Au total, ce sont plus de 12 000 hectares de terres qui ont été réhabilitées. La plus grande partie des terres bénéficiaires sont des exploitations individuelles, majoritairement entre 5 et 10 hectares. Mais il faut également compter plus de 2000 hectares de terres collectives, a précisé Tom Eickhof. Pour ce qui est des rendements, ils ont augmenté de 22% sur la période 2022-2024, pour les terres faisant office de zone d’opération du projet par rapport à celles qui en étaient écartées. Le pourcentage monte à 36% lorsque l’on compte uniquement l’année 2024. Autre réussite mentionnée, 12% des femmes sur plus de 13 000 ménages ont affirmé avoir constaté une amélioration de leur situation socio-économique. Mais le projet ProSol voit large, et en ce sens, ses porteurs ont mis en place sept mécanismes d’incitations à la réhabilitation des sols, notamment en intégrant cette thématique dans les cursus universitaires, ou en instaurant Sol Mobile, un service de proximité d’analyse des sols.
ProSol, un développement semé d’embûches et le défi de la pérennisation
Dans son intervention, Tom Eickhof a tenu à rappeler les difficultés externes qui ont rendu plus difficile le développement du projet.
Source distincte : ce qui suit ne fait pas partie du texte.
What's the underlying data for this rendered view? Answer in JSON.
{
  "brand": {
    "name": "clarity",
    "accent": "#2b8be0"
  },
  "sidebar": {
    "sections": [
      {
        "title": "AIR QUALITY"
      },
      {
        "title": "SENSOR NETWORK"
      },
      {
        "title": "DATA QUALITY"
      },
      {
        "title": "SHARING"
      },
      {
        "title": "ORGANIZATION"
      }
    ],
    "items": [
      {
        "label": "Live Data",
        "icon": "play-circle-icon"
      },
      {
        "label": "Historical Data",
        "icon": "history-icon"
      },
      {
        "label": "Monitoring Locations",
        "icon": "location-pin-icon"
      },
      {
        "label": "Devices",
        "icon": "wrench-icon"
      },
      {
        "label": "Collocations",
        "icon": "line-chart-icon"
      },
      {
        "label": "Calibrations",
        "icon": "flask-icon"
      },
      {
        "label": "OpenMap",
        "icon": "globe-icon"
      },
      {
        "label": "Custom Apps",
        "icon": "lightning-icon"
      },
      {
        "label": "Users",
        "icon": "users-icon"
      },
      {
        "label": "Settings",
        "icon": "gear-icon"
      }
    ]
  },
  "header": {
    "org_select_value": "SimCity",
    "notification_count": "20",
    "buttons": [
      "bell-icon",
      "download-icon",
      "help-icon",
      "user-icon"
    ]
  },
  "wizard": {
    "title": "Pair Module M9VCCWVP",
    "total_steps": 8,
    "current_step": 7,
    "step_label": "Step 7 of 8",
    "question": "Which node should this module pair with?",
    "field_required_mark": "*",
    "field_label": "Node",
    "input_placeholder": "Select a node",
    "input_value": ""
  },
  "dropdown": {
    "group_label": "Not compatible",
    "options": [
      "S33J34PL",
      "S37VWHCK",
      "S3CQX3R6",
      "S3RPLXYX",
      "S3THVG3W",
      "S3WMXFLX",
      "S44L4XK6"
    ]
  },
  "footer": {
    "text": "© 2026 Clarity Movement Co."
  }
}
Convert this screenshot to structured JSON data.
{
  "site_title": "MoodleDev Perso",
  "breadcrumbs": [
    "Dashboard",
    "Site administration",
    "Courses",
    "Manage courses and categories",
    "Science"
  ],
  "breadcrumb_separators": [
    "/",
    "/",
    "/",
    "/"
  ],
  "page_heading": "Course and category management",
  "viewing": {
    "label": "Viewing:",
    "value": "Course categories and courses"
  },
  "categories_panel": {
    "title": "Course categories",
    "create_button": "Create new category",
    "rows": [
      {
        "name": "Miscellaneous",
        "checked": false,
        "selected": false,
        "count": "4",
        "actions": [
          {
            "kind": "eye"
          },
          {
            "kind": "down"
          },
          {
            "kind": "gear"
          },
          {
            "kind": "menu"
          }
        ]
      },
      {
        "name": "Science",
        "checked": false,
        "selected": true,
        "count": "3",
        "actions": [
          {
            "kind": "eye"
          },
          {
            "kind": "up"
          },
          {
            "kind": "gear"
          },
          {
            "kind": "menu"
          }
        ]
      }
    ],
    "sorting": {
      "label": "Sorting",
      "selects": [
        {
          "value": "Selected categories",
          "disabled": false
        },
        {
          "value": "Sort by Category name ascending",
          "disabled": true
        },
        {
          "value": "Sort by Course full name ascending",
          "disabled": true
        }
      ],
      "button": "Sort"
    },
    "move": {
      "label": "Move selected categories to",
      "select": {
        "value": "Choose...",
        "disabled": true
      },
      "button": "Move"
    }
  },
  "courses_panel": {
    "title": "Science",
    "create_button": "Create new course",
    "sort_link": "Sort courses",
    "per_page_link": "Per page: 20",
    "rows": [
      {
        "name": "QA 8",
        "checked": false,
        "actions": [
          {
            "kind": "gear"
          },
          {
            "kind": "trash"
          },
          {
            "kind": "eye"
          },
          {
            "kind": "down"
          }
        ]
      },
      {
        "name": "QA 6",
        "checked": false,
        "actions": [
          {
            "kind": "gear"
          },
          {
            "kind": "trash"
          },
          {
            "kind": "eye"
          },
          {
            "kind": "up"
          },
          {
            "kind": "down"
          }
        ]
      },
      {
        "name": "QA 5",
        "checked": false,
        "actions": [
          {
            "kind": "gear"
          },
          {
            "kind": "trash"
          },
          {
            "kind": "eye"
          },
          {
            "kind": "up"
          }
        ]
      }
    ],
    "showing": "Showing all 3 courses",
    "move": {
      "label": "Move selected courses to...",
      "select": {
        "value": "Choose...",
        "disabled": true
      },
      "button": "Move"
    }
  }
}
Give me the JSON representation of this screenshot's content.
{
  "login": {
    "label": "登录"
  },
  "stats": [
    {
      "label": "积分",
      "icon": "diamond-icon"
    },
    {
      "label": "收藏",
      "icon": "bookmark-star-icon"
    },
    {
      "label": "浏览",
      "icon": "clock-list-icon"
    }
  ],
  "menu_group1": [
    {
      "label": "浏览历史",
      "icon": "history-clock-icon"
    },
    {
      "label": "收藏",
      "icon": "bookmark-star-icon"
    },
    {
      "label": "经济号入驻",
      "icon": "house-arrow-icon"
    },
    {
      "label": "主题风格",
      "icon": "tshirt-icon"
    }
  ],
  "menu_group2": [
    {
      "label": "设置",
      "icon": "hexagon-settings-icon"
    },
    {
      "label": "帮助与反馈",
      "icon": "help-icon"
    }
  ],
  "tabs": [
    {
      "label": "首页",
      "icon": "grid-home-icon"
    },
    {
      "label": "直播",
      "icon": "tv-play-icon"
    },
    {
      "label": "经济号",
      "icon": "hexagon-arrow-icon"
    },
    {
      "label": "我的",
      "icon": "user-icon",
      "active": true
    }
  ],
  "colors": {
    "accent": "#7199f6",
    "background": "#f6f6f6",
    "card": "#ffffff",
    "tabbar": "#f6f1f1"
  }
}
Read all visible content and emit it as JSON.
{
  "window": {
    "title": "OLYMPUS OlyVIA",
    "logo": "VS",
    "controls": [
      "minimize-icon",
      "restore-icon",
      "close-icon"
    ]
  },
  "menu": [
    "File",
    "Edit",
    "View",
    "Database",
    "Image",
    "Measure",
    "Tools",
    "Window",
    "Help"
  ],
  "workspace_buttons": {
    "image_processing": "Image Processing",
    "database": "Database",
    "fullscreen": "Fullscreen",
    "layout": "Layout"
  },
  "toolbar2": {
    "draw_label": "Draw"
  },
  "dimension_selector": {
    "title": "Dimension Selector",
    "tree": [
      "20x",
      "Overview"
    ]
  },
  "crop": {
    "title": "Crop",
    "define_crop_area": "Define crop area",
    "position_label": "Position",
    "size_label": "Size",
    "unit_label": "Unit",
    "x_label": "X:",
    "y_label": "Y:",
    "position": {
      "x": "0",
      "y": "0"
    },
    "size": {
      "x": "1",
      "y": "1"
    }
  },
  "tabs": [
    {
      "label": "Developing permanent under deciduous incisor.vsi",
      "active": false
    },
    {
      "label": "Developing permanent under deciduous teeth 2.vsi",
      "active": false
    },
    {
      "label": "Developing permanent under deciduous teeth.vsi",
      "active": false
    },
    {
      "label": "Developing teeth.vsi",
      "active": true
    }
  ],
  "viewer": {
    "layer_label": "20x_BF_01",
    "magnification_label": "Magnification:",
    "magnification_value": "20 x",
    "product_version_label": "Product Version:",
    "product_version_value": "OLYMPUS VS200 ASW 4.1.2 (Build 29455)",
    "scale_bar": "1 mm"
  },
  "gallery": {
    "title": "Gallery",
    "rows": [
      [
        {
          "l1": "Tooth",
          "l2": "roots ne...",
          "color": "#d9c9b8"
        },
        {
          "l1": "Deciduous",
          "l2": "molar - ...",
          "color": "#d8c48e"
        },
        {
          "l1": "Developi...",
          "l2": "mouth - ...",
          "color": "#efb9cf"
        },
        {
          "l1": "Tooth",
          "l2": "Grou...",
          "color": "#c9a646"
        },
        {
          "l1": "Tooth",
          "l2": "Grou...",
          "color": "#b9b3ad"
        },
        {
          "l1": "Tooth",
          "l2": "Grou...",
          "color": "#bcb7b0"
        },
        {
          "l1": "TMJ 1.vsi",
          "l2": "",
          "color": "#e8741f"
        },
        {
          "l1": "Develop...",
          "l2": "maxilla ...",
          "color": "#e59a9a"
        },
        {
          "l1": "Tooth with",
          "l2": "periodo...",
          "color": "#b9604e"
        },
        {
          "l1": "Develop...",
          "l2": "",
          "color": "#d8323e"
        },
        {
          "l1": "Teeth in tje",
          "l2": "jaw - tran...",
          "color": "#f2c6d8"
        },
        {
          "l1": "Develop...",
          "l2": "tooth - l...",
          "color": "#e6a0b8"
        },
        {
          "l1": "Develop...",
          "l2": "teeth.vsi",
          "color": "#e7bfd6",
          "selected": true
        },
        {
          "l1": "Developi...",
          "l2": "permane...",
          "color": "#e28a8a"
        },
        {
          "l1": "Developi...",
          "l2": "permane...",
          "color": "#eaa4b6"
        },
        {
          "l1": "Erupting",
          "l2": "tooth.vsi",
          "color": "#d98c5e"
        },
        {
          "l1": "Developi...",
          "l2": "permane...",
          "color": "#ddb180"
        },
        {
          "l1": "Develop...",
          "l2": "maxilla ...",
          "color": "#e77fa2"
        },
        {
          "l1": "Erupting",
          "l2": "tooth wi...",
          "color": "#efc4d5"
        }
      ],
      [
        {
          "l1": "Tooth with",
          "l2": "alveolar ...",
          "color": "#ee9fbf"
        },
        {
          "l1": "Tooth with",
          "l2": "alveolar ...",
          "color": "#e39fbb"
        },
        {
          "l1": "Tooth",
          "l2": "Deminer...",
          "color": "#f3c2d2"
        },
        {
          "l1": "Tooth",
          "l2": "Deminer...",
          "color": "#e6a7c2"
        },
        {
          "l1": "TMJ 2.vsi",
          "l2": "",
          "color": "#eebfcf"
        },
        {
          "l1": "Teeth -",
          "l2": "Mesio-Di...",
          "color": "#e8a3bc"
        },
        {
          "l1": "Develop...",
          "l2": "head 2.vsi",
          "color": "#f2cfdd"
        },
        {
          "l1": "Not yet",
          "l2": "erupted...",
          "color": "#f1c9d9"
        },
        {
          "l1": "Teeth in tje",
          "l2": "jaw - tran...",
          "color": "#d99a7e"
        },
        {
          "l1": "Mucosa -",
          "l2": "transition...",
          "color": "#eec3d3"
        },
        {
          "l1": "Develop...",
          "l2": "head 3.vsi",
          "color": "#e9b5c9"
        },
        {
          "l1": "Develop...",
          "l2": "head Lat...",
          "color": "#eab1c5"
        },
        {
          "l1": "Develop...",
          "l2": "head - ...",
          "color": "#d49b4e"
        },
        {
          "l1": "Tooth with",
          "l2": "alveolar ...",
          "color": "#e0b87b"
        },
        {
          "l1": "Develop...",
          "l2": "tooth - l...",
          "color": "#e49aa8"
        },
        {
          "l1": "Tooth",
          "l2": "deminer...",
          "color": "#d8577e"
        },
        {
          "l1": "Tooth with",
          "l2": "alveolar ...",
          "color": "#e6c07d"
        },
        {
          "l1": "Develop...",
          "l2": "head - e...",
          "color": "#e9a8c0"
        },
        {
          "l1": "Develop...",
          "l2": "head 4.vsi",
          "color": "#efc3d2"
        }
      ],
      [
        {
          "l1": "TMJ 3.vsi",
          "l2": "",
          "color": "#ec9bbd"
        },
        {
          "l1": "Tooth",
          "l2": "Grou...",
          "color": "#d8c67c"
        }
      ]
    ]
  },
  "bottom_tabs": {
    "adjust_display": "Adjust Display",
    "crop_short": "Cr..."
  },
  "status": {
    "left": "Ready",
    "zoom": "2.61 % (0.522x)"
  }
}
D’abord, le Covid-19, qui a freiné les apports de terrain. Mais également la guerre en Ukraine, qui a fragilisé le secteur agricole tunisien. La sécheresse a été l’une des plus grandes causes de ralentissement du développement du projet, en particulier pendant les années 2022 et 2023, durant lesquelles la campagne tunisienne a été très durement touchée, ajoute-t-il.
Malgré cela, une évaluation indépendante estime que ProSol a mis en place des réponses cohérentes et adéquates aux problématiques des agriculteurs ciblés. Néanmoins, l’effet de long terme est encore difficilement contestable, et l’un des plus grands enjeux est celui de la pérennité de ces effets. D’une part, la GIZ compte sur la formation qu’elle a apportée aux agriculteurs et aux différents acteurs. D’autre part, elle mise sur le relais institutionnel. De ce côté, la DGACTA semble être alignée avec les orientations du projet. L’expérience du projet ProSol a permis d’ajouter une dixième orientation à la stratégie ACTA 2050, à savoir le développement agricole inclusif et l’appui aux femmes de la ruralité, affirme Slaheddine Ghedhoui, Coordinateur national du projet et directeur de l’aménagement et de la valorisation des ouvrages pour la DGACTA, en faisant référence à la stratégie visant à atteindre la neutralité climatique à l’horizon 2050.
Enfin, la GIZ veut pérenniser les succès de ProSol par ses propres moyens. La preuve est le lancement, en janvier dernier, du projet Soil Matters, qui prévoit de s’achever en avril 2029 et qui se dote d’un budget de 20,5 millions d’euros.